Wiltonian completes cross-country road trip

[metaslider id=51246]
More photos at bostonandback.com
Wiltonian Justin Hawk and his Boston University roommate Jeremie Go successfully completed their Boston and Back venture project, a month-long road trip across the United States, on June 20.
From Boston, the duo embarked on their trip on May 13. Driving more than 12,500 miles, they were able to hit all 48 contiguous states.
“The trip was inspired by a thirst to create a project that combined visuals and travel,” said Hawk, a 2013 Wilton High School graduate.
“Originally, my roommate Jeremie and I began with the goal of producing a documentary that focused on the stories of people. We developed this idea into Boston and Back.”
Hawk said they wanted to share the opinions and ideas of people across the United States and felt a 48-state road trip was the best way to do that.
“We met fascinating people along the way and took photographs and videos of the amazingly diverse American landscape,” he said.
“A major focus of the project was happiness, and we asked people we met along the way their opinions on the subject and for tips about how to live a more fulfilled life.”
Hawk said many people mentioned the need for freedom and control of one’s own life.
“Another popular opinion was the importance of doing what makes you happy in life and not letting other people tell you what you can or can’t do,” he said.
Hawk said the most unusual answer came from a traveling monk in Seattle named Ananda, who described “a deer that secretes a scent from a sack underneath its neck [and] spends its entire life trying to figure out where this beautiful scent comes from, but is never able to discover its source.”
“The deer eventually dies not knowing where the scent came from. The monk compared this deer to a person’s pursuit of happiness,” he said.
“We spend our entire lives seeking happiness, often through material, short-lived means, yet what we often are looking for is actually within us.”


The cross-country road trip came with its fair share of challenges.
“Many times, we found ourselves without cell service and having no idea where we were, relying on our paper road atlas to guide us. Some days we would be driving until midnight and then would need to find a place to spend the night,” said Hawk.
“Sometimes we got lucky and found a campsite that we would pay for in the morning. Sometimes, we were not so lucky and spent the night sleeping in the car.”

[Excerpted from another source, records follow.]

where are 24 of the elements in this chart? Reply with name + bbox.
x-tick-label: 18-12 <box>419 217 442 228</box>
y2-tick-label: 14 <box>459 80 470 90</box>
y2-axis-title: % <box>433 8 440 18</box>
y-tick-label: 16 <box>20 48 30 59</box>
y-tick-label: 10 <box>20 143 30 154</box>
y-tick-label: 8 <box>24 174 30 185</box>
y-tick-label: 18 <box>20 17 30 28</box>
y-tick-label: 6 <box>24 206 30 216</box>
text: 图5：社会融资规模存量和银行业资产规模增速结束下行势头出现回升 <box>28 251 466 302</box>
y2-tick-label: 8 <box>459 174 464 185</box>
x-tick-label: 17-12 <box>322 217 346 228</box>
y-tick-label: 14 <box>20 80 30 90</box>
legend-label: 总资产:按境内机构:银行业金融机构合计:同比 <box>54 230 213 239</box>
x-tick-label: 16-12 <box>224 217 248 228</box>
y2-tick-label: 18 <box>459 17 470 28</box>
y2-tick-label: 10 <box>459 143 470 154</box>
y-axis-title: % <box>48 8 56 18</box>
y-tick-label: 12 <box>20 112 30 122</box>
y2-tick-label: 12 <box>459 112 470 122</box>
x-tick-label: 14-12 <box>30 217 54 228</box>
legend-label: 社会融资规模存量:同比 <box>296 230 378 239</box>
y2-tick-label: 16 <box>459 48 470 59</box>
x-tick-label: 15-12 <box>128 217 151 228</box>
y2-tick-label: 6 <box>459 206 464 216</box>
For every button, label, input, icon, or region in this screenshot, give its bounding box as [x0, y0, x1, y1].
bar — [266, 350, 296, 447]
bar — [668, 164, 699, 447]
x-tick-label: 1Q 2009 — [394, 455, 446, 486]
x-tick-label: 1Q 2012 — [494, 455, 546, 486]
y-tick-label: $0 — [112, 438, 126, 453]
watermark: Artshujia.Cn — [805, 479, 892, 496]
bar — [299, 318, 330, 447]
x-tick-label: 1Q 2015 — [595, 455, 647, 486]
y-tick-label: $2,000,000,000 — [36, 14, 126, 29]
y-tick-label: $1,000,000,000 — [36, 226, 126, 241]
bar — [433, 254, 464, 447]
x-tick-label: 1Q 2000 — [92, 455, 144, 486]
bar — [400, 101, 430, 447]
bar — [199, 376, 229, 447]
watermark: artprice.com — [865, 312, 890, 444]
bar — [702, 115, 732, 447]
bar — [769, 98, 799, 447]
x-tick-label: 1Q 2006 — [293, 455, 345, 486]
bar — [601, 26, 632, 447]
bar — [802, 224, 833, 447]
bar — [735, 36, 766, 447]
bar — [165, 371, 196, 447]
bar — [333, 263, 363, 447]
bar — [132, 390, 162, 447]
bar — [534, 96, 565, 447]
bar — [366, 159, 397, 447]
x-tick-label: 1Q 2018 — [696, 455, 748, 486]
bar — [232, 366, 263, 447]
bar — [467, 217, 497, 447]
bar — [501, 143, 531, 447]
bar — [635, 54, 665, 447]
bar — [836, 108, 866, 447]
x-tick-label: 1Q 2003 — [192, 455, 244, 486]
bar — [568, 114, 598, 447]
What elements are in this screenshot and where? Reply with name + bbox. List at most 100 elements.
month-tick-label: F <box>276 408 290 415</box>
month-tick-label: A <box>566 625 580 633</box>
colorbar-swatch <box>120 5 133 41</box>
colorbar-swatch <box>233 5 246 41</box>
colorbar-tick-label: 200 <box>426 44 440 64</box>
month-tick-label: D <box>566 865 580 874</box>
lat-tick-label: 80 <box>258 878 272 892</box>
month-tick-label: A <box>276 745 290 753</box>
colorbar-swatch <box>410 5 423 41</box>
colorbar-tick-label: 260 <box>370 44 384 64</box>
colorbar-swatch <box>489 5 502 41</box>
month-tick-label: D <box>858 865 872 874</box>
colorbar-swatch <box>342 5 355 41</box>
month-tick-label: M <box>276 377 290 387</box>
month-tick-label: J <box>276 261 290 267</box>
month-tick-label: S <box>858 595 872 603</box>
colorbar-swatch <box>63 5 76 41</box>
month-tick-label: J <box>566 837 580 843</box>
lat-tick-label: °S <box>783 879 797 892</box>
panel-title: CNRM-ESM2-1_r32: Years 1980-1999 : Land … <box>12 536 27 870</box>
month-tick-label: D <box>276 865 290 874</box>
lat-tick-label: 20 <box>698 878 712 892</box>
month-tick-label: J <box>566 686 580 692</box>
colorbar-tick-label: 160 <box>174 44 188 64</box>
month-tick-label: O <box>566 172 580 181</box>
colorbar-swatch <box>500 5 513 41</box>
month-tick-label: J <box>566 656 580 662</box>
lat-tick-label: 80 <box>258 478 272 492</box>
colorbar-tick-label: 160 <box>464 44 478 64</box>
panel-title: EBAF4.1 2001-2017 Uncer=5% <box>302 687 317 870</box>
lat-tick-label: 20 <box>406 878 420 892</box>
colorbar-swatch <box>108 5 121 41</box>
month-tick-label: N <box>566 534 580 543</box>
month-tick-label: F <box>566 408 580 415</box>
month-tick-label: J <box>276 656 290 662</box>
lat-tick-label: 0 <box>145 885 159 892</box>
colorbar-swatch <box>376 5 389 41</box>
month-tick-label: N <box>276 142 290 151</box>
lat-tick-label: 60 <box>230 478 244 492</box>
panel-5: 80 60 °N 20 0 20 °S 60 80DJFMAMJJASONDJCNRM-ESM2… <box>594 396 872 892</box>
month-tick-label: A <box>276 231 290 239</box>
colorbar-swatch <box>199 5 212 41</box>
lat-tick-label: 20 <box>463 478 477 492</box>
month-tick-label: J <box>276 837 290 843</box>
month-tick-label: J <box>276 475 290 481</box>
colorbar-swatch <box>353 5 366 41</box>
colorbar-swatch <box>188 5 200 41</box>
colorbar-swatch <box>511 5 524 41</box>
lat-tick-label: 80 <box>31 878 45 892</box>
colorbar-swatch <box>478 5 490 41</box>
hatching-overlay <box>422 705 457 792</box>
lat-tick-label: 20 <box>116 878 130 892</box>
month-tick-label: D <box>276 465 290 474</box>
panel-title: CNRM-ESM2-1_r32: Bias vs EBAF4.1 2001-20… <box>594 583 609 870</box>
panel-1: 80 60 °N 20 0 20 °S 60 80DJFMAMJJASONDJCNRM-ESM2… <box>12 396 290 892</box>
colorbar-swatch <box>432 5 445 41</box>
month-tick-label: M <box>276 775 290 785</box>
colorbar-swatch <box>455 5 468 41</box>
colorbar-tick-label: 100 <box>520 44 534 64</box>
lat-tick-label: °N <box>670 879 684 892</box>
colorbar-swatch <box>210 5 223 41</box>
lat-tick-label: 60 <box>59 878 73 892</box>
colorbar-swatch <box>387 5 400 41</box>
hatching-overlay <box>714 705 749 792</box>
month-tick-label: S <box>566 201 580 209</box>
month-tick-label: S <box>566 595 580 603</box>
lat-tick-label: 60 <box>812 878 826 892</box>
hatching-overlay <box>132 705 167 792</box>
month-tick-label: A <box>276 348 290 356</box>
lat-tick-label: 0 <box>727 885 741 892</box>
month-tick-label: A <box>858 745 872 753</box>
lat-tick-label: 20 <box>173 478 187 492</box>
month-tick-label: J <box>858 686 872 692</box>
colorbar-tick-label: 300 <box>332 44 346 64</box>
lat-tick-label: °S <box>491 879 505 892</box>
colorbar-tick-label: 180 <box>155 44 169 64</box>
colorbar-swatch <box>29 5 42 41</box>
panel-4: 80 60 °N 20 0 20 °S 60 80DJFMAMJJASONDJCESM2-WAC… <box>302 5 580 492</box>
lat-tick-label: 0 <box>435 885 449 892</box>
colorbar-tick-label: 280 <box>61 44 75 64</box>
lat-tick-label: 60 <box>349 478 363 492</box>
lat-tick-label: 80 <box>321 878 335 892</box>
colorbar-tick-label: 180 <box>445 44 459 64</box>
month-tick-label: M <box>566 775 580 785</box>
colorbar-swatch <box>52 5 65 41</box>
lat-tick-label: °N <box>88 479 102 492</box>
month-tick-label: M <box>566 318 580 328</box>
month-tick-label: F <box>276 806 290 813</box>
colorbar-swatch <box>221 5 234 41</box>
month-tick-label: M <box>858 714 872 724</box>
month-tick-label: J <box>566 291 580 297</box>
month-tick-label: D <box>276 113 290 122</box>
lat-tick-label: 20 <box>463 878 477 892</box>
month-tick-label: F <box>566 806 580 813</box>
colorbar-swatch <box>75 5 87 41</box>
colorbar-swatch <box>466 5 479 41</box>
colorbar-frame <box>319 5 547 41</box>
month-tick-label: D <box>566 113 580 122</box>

Despite the difficulties, Hawk said, the experience made it all worth it.
“In nearly every part of the country, there were amazing moments that will stay with me forever. I have a love for the natural world and many of my memories from the trip reflect this,” he said.
“Whether it was a sunset over the Midwest’s flat landscape, a road winding through the mountains of Colorado, or finally seeing the Pacific Ocean in California, the trip was filled with many beautiful sights.”
Hawk said the most enjoyable night for him was spent in Zion National Park in Utah.
“We had gotten a permit to camp in the back-country and after hiking a few miles with our equipment, we stumbled upon a barren area that looked directly on the canyon walls of Zion. We set up camp that night and cooked many hot dogs until it got dark,” he said.
“That night was the most spectacular night sky of the trip. The park eventually became pitch black and an uncountable amount of stars and the Milky Way rose above us.”
Hawk said the trip not only allowed him to live a life of travel for 40 straight days, but taught him to “value new experiences — whether it was visiting a new place, talking to a stranger for a few minutes or appreciating the fact that I was able to take this amazing road trip.”
“The trip definitely taught me the importance of being carefree and to not let the opinions of other people or events outside your control affect your happiness and well-being,” said Hawk.
“I don’t think a single day passed on the trip where I would say I was unhappy.”


After returning, Hawk and Go — who funded their trip through a Kickstarter campaign — spent weeks editing their photographs, organizing video files and planning a photo book of their trip.
“I have spent the rest of my summer working as a counselor at Woodcock Nature Center, and Jeremie returned to Boston to take classes and for an internship,” said Hawk, who is double majoring in journalism and environmental analysis and policy.
“When we return to BU together we will begin work on editing the film documentary of the trip featuring beautiful videos and photographs [of] nearly every corner of America.”
The son of photographer Daryl Hawk, Justin is a sports associate photographer for Boston University’s Daily Free Press and his photographs have appeared in the magazine Shutterbug.